Virgin Airlines have been busy over the last few years in Australia, and abroad. Sydney’s premium lounge entry with direct kerbside access and Melbourne’s dedicated security screening have ensured select Virgin customers a painless and stress free trip. With the arrival of new planes in 2016, status credit earnings on Etihad, straight point sharing with Singapore Airlines and exciting new products like the Virgin Atlantic Clubhouses, it’s easy to see why so many travellers have moved to Virgin domestically.
The new Virgin Atlantic Clubhouse in Terminal 2 at Los Angeles captures the brand’s quirky nature in a beautifully designed lounge with contemporary furnishings and world class dining options. Passengers are greeted with a view toward the Hollywood Hills in a space with design cues from the USA’s west coast landscape – including accents of gold to represent sunshine, and artwork from both Californian and British artists. An extensive cocktail menu, fully stocked bar and solid wine list allow travellers to take the edge of before boarding while sampling nibbles prepared by local restaurant Hinoki and the Bird.

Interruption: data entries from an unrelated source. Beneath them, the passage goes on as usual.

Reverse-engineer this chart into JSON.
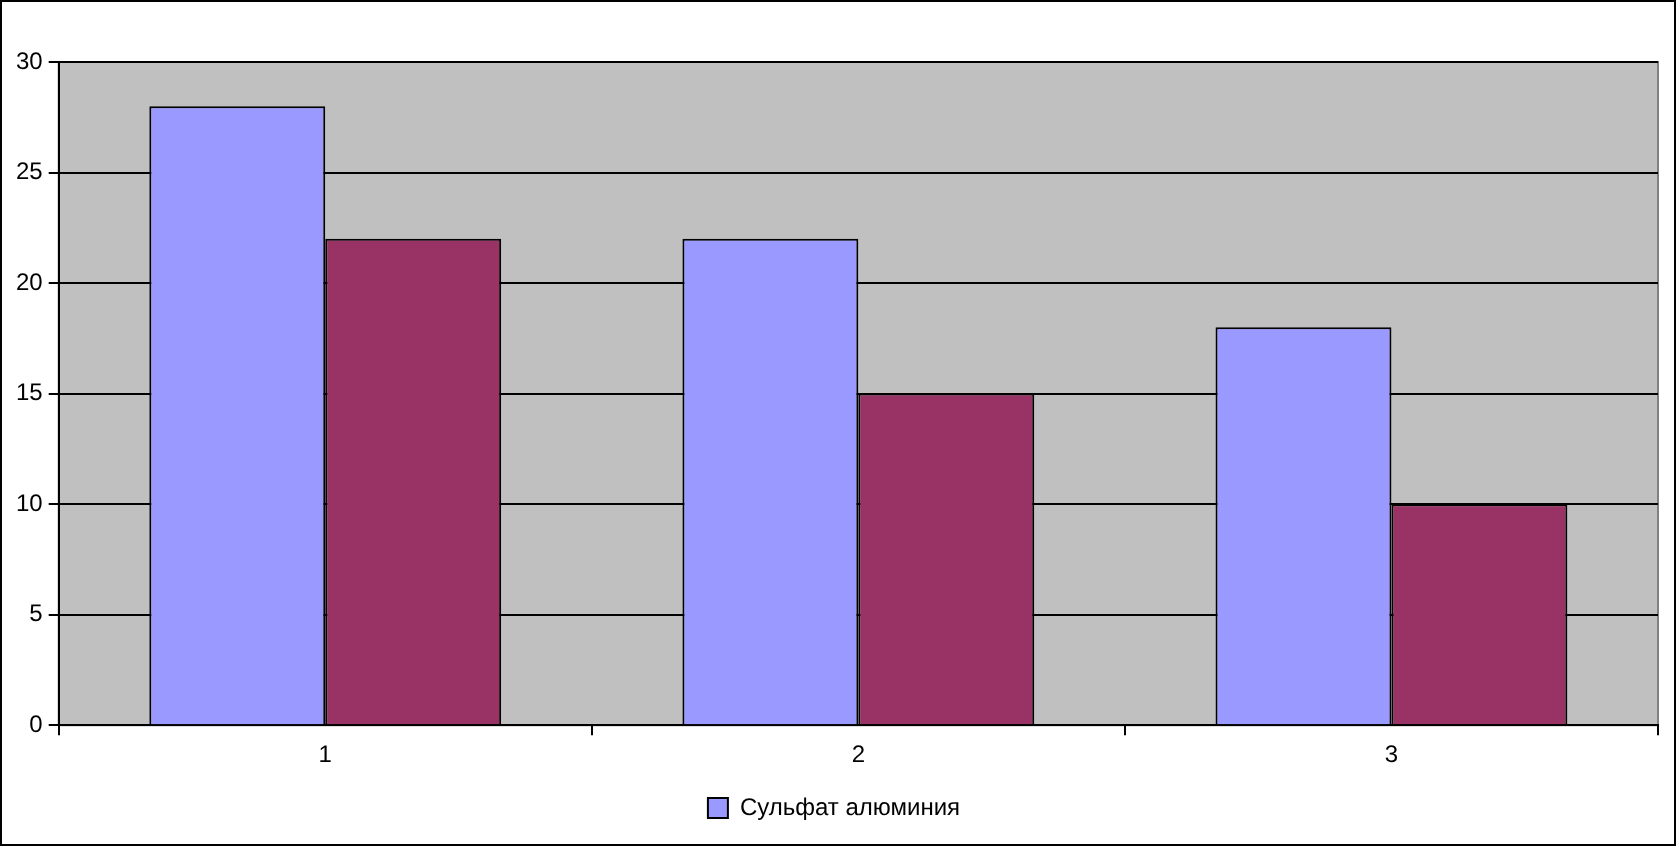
{
  "chart_data": {
    "type": "bar",
    "categories": [
      "1",
      "2",
      "3"
    ],
    "series": [
      {
        "name": "Сульфат алюминия",
        "color": "#9999ff",
        "values": [
          28,
          22,
          18
        ]
      },
      {
        "color": "#993366",
        "values": [
          22,
          15,
          10
        ]
      }
    ],
    "ylim": [
      0,
      30
    ],
    "yticks": [
      0,
      5,
      10,
      15,
      20,
      25,
      30
    ],
    "grid": "y",
    "legend": "bottom"
  }
}
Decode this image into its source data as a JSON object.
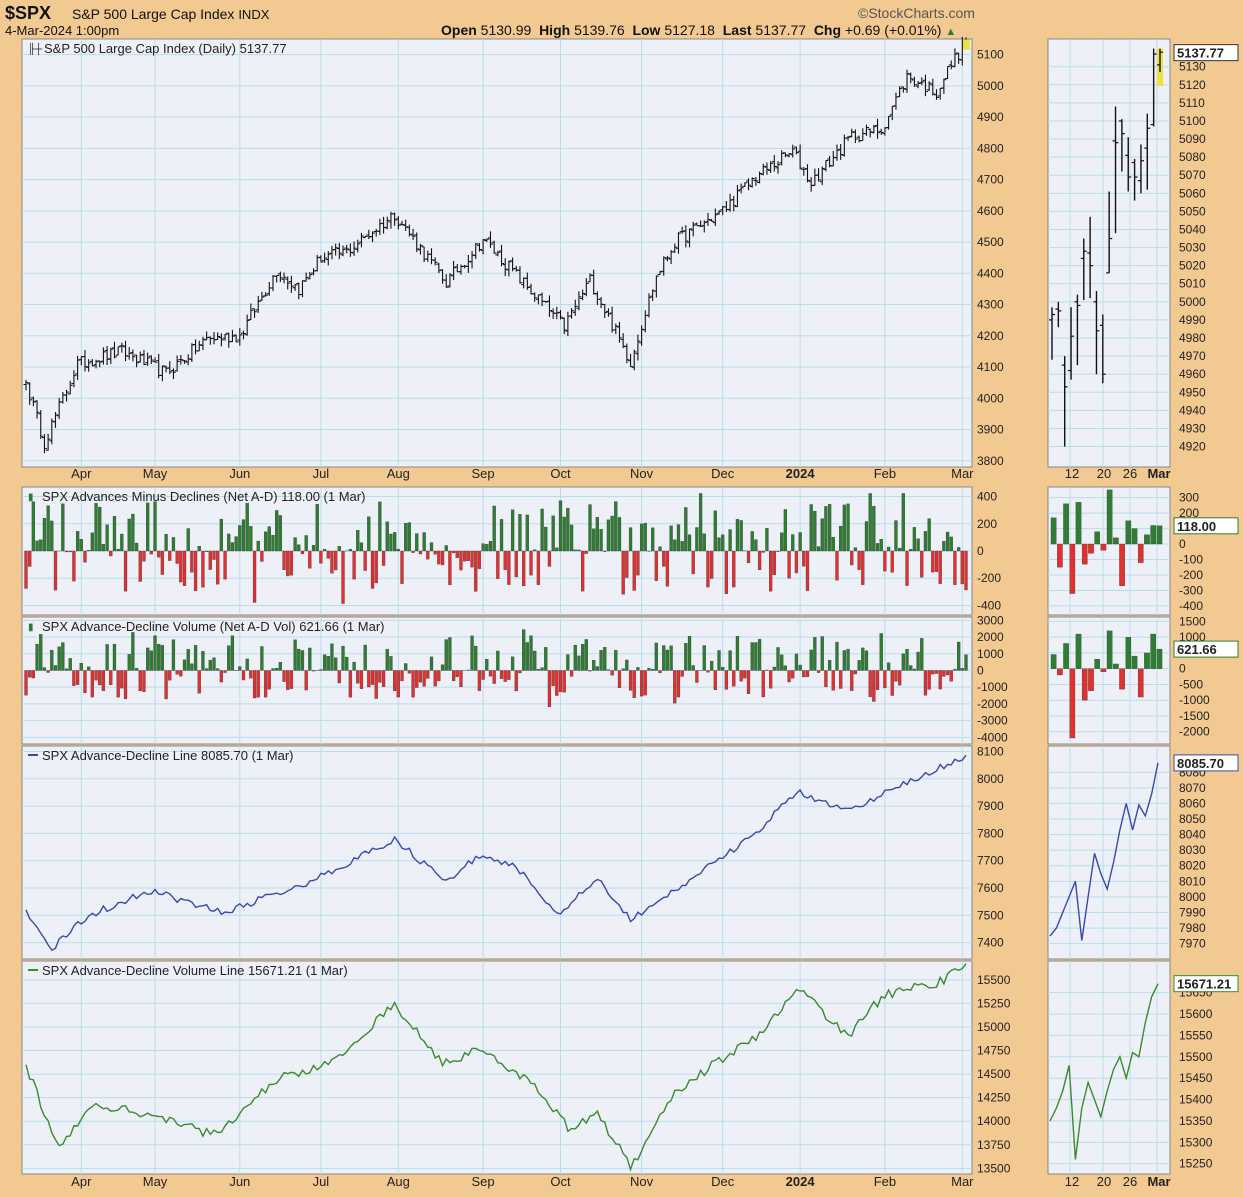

I’m yet to read a bad word about Virgin Atlantic Clubhouses with many travel writers claiming the Heathrow and Gatwick (with complimentary Spa and Barber) and the JFK example to be some of the best lounges in the world. As an airline partner of Virgin Australia, Velocity Frequent Flyer members could opt for a one-stop journey to London via LA – flying with Virgin Australia to the USA and then with Virgin Atlantic on the second leg, with access to the Clubhouse for Gold and Platinum Velocity members and Business Class travellers. Virgin Atlantic also have Clubhouses at JFK, Newark, Washington, Boston, San Francisco, Johannesburg, Hong Kong, Tokyo.